2021 JULIO MEDITACIÓN EUCARÍSTICA
La Santísima Sangre y sus tres
heridas
En esta tarde
en que nos presentamos ante ti Jesús sacramentado, queremos reflexionar sobre
la fiesta que hoy celebramos en nuestra ciudad: La solemnidad de la Santísima
Sangre. Me viene a la memoria aquel famoso poema de nuestro paisano alicantino
Miguel Hernández:
Llegó con tres heridas:
la
del amor, la de la muerte, la de la vida.
Con tres heridas viene:
la
de la vida, la del amor, la de la muerte.
Con tres heridas yo:
la
de la vida, la de la muerte, la del amor.
Lo que dice el
poeta, bien podría aplicarse al Señor Jesús:
La herida de la vida.
Es bien conocido un texto del Antiguo Testamento, que identifica la vida con la
sangre: “La vida de la carne es la sangre” (Lev 17, 11).
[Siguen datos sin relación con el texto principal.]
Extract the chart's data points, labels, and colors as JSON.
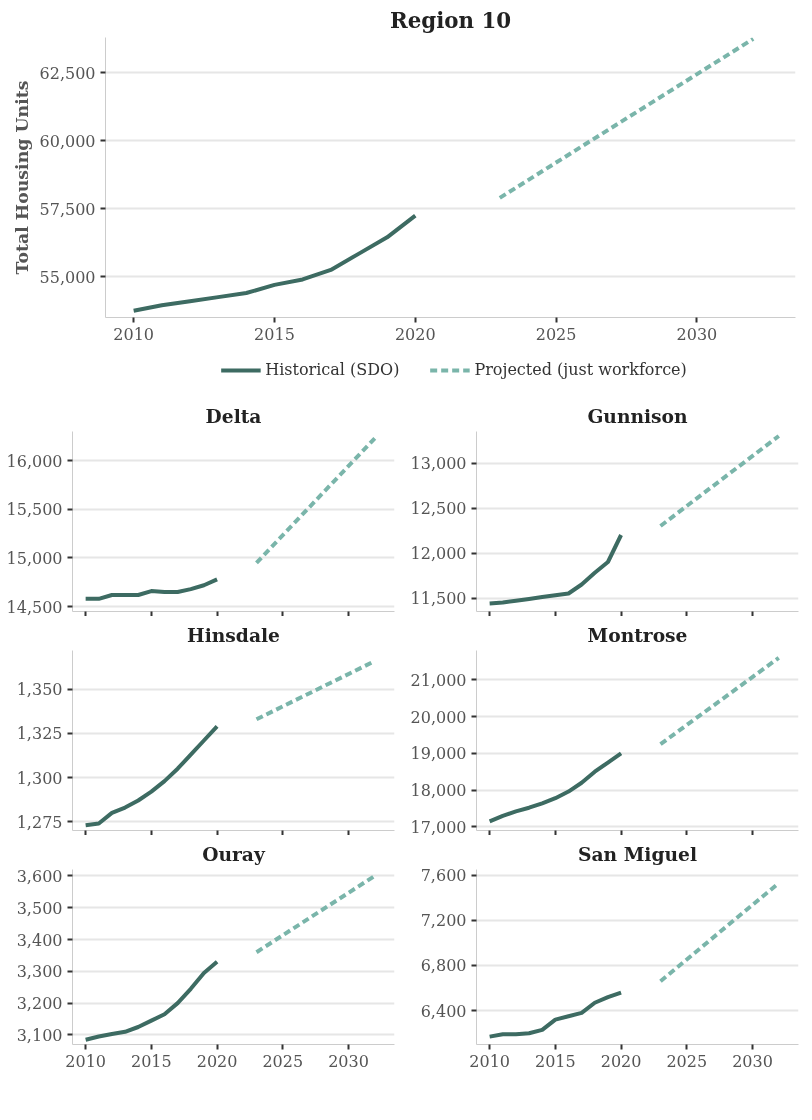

La experiencia
histórica de la liberación de Egipto, en la noche de Pascua, asocia también la
sangre con la vida, ya que la sangre servirá de señal en las casas donde estén
y, por tanto, sus habitantes quedarán libres de la muerte. Con Jesús de Nazaret
entramos ya en una nueva dimensión, a la vez más potente y más profunda, más
personal y más universal. Recordemos sus palabras: “Os aseguro que, si no
coméis la carne y no bebéis la sangre del Hijo del Hombre, no tendréis vida en
vosotros. Quien come mi carne y bebe mi sangre tiene vida eterna y yo lo
resucitaré el último día.” (Jn 6,53-56). Es muy claro, por tanto, que la sangre
de Jesús se convierte en fuente de vida, de vida plena y gozosa.
La herida del amor.
Sin duda, la vida de Cristo queda explicada y marcada por el amor. Al final de
sus días, “habiendo amado a los suyos que estaban en el mundo, los amó hasta el
extremo” (Jn 13, 1); Su entrega brota del amor y, además, se orienta al amor. Se
trata, por tanto, de un amor que nos da la paz, construye la unidad, derriba
los muros de separación y nos regala la salvación (aunque, para ello, tenga que
derramar su sangre por la herida de su amor).
La herida de la muerte.
Es el evangelista Juan el que recoge la escena de la lanzada, señalando que,
del pecho abierto del Hijo de Dios crucificado, “brotó sangre y agua” (Jn 19,
34). Poco antes, es Lucas quien detalla que, durante la oración del Huerto, “le
corría el sudor como gotas de sangre cayendo al suelo” (Lc 22, 44). Si Cristo
no vaciló en entregarse del todo por nosotros, si Él llegó hasta el límite para
sacarnos del abismo en el que nuestro orgullo nos había postrado, nosotros
hemos de corresponder a su ejemplo saliendo de nuestra desidia, dejando a un
lado nuestras comodidades, implicándonos del todo cuando alguien sufra. En
definitiva, compartiendo el dolor ajeno sin hipocresía ni fingimiento.
Podeos
acercarnos a la Preciosa Sangre de Cristo para captar ahí las tres heridas, de
la vida, del amor, de la muerte. Y pedirle: ¡Sangre de Cristo, embriáganos! Esto
nos alentará a no banalizar nuestra vida. La llenaremos más bien de los mismos
sentimientos de Jesús. Dejaremos que nuestra alma sea conquistada por su amor,
un amor que no excluye a nadie, que tiene especial predilección por los menos
favorecidos.
Movidos por
este amor, no sucumbiremos al favoritismo, no tendremos una mirada interesada o
mezquina, acogeremos a todos, no llevaremos cuentas del mal, no guardaremos
rencor, saldremos sin remilgos al encuentro del prójimo. Si el Maestro nos ha
amado de modo incondicional, ha tenido misericordia de nosotros e incluso se ha
abajado hasta llegar a lavarnos los pies, nuestro camino ha de pasar por un
ejercicio constante de solidaridad y cercanía hacia cuantos están hundidos en
la amargura, la penuria, la depresión y el olvido.
Nos animará
igualmente a edificar una sociedad fraterna, donde se respeten los derechos y
libertades fundamentales del ser humano. Nos conducirá a abrir el corazón a los
pobres y a cuantos tienen destrozada su dignidad. Nos invitará a luchar contra
la explotación de la persona, contra quienes maltratan la vida. Nos
robustecerá, en fin, para consolar a quienes viven en la soledad o el abandono.